Amendments proposed in the federal government’s medical assistance in dying legislation fall short of the goal of harmonizing and clarifying the law, the CBA says in a submission to the Committee on Justice and Human Rights.
The amendments came in response to the Quebec Superior Court’s Truchon decision, which struck down the law’s requirement of “reasonably foreseeable death” for anyone seeking medically assisted death. The court originally gave the federal government six months to amend the legislation, but extended the deadline to July 11.
In January the CBA’s End-of-Life Working Group participated in a ministerial round table on a proposed legislative response to Truchon and later prepared a written submission.
Now the Working Group, comprised of members drawn from diverse areas of expertise, including constitutional and human rights, health and elder law, among others, says it has several concerns with Bill C-7, An Act to amend the Criminal Code (medical assistance in dying).
Among other things, the proposed amendments do not clear up the question of “reasonably foreseeable death” that was at the heart of Truchon.
“The criterion of ‘reasonably foreseeable death’ has caused significant uncertainty and difficulty in practice and Bill C-7 does not give any guidance on how to apply it,” the Working Group says. “We recommend that guidance be given to avoid confusion on which safeguards apply and ensure appropriate access to MAID.”
A waiver of final consent should apply both when death is reasonably foreseeable and when it is not, since capacity may be lost in both situations, the Working Group says.
Many of the Working Group’s concerns revolve around the question of personal autonomy.
For example, the bill would require that practitioners agree that the person seeking MAID has seriously considered all reasonable and available alternative means of ending their suffering.
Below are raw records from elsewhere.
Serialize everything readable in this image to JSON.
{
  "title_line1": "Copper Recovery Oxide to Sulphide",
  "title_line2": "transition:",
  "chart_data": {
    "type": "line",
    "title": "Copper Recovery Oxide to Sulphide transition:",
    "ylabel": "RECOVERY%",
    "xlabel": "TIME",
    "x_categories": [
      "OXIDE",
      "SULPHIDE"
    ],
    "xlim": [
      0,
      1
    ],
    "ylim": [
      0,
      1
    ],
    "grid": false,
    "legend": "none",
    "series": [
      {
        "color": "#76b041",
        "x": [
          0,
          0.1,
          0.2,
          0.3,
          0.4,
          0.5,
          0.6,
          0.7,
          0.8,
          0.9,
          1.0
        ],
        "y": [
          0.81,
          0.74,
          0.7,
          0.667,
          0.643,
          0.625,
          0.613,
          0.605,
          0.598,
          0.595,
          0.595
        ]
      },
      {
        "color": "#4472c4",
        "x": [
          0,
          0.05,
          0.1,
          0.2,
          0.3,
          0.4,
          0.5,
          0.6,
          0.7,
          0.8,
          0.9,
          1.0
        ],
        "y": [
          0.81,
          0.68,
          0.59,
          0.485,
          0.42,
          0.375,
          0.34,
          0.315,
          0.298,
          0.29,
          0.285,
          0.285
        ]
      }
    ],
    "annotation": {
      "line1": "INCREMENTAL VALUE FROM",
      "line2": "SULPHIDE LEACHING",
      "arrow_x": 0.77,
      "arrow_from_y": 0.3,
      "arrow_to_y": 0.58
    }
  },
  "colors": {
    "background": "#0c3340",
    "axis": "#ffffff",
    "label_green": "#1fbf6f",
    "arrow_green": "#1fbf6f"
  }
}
The Working Group says that the practitioner should only need to attest that the person has received all necessary information – whether the practitioner agrees that serious consideration was given to that information is irrelevant.
Autonomy is also a consideration for the mentally ill. Mental illness should be included in the definition of serious and incurable illness, the Working Group says, whether death is reasonably foreseeable or not. “In Truchon,” it says, “the Court stated that vulnerability must be assessed from an individual perspective through informed consent. The general exclusion of all persons suffering from mental illness is likely to be constitutionally challenged.”
C-7’s new requirement that one of the two assessors have expertise in the condition causing the applicant’s suffering is likely to create a barrier to receiving MAID, since appointments with specialists can take years, especially in areas where medical resources are limited. The current law requires the practitioner to determine their own level of expertise when assessing and seeking informed consent.